The applause caught me by surprise and for a moment I couldn’t stand up, my knees seeming to
have deserted my legs.
I went up to the stage and stood in his orbit, accepting the statuette and the envelope containing a cheque for ten thousand pounds to put towards our drama club funds. I shook his hand and thanked him profusely and made a silly speech full of names and the word ‘lovely’, but I didn’t once look him full in the face.
Then I was back at my table and he wasn’t there any more.
It had worked. My plan had worked. And I supposed that was that.
Until I looked inside the envelope.
There was more than a cheque in there.
There was a postcard, the twin of the one that had been delivered to my dressing room after the performance.
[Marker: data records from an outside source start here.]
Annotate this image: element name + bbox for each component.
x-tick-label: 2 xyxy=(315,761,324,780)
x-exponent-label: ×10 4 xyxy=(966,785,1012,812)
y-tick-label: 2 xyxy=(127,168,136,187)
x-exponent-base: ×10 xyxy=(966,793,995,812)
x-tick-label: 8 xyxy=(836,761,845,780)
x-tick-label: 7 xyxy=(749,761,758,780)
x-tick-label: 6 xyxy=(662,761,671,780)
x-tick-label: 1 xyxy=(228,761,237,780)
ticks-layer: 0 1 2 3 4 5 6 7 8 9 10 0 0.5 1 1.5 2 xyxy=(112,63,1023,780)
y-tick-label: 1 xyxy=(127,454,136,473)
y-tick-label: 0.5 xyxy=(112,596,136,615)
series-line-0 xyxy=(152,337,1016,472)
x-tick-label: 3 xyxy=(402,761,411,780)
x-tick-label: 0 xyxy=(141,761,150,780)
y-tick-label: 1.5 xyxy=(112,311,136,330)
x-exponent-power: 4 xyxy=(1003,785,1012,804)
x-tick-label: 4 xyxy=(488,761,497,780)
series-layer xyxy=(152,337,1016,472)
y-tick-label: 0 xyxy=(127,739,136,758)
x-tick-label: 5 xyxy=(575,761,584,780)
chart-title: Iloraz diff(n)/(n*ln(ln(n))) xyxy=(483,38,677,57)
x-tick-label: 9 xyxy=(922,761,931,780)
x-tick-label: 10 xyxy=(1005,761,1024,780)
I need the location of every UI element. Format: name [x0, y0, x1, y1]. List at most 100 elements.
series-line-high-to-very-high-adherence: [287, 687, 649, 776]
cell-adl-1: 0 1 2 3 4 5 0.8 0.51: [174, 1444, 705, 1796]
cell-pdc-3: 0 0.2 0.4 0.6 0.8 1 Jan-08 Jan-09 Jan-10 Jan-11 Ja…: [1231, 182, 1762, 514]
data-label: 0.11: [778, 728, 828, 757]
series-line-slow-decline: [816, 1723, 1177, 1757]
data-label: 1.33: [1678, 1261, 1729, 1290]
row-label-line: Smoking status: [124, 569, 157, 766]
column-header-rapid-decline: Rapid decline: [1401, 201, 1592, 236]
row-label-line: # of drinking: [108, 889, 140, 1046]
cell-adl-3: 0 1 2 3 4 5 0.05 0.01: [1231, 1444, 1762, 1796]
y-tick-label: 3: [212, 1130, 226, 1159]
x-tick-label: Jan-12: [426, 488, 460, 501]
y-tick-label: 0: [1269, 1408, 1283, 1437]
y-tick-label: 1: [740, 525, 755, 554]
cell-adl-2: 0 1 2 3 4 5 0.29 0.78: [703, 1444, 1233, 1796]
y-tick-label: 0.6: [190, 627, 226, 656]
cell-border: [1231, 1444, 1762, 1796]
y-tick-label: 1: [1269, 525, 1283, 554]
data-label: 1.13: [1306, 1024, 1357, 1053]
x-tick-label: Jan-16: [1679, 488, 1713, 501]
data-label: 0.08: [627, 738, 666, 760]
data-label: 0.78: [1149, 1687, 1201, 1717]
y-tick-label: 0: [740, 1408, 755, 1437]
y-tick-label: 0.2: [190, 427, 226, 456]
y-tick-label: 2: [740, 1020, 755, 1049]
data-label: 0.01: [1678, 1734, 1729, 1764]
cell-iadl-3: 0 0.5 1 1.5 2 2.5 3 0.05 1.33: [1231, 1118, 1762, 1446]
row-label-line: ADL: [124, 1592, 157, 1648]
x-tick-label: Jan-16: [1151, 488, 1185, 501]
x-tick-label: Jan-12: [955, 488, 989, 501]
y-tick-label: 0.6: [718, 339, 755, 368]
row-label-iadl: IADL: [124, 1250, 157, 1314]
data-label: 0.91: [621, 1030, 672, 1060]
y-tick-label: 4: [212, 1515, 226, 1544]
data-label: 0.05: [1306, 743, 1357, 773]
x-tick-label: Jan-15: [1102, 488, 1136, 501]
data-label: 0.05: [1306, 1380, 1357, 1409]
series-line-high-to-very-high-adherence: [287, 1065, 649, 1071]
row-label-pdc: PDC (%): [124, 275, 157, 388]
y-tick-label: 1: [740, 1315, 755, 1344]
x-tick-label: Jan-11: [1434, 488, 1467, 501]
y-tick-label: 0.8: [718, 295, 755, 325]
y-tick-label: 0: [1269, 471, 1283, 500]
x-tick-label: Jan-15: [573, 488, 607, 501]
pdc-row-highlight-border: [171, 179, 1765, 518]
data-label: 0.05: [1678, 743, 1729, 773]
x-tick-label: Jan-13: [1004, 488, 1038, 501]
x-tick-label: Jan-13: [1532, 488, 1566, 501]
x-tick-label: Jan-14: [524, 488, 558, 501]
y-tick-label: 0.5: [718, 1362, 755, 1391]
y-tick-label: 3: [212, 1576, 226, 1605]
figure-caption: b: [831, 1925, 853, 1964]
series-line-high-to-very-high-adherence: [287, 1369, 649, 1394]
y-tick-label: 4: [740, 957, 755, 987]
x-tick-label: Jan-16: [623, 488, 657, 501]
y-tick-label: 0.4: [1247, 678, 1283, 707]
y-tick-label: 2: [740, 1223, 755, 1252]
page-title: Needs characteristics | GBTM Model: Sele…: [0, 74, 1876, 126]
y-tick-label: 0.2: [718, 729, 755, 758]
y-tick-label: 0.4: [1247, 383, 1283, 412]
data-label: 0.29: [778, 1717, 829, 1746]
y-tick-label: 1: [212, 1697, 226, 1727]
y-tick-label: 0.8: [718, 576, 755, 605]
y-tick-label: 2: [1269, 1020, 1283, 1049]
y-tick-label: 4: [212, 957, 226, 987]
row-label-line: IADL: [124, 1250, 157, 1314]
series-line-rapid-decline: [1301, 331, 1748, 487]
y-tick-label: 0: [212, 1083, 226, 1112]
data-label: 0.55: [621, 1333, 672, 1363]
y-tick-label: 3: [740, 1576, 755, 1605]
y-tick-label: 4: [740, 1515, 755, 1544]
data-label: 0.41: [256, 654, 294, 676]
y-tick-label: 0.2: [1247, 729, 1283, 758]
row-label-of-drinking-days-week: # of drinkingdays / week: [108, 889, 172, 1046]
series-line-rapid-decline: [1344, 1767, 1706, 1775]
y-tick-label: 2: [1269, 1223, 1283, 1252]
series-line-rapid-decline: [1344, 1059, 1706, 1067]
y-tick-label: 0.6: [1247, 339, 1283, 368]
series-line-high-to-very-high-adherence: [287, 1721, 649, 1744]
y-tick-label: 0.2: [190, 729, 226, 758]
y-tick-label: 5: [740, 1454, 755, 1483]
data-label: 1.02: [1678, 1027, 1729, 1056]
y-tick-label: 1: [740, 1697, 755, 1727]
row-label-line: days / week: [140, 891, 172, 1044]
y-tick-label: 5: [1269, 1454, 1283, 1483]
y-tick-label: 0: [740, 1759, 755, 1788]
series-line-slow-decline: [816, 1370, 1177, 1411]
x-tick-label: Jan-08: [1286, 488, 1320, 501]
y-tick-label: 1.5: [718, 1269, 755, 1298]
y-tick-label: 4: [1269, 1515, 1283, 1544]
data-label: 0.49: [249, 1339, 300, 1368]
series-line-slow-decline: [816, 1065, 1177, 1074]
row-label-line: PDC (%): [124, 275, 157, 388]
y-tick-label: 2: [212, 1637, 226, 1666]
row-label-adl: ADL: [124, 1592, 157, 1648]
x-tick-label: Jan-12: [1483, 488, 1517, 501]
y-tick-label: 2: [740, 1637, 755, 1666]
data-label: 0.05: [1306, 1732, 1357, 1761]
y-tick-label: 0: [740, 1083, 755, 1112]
And in the same handwriting was written a message:
‘Come-uppance time, Ms Reddish. If you want my honest critique of your performance, meet me in the prop room in one hour.’
‘What’s that?’ Leo tried to peek over my shoulder but I returned the card swiftly to the envelope.
‘Nothing, just a compliment slip.’
‘You’re blushing. You never blush. What is it?’
‘Nothing, I’m just flushed with success. That’s all.’
He laughed and put his big hand on my knee.
‘Want to celebrate somewhere more private later?’ he whispered.
‘Leo!’
I was astonished. I had no idea the big lummox of a boy was remotely interested. He was handsome in a fresh-faced farmboy kind of way and a lot of the girls – and some of the boys – were after him, but we had started to assume that he was in the closet.
‘Sorry. Sorry. That was inappropriate,’ he said, withdrawing his hand as if I’d stung him. ‘Too much champagne. Forget it.’
‘Hey, it’s OK,’ I soothed. ‘No harm done. I just didn’t know you cared, that’s all. Thanks. I’m, uh, flattered.’
‘God,’ he groaned. ‘Flattered. That’s the ego-killer, right there.’
‘Oh, for pity’s sake, don’t sulk. Just dust yourself off like a big boy.’
‘You don’t have to patronise me, Callie. I am a grown man.’
‘Some might say overgrown.’
He looked at me with eyes like a hurt cow, then turned back to his champagne glass. Somewhere in the bubbles, the word ‘bitch’ might have been uttered.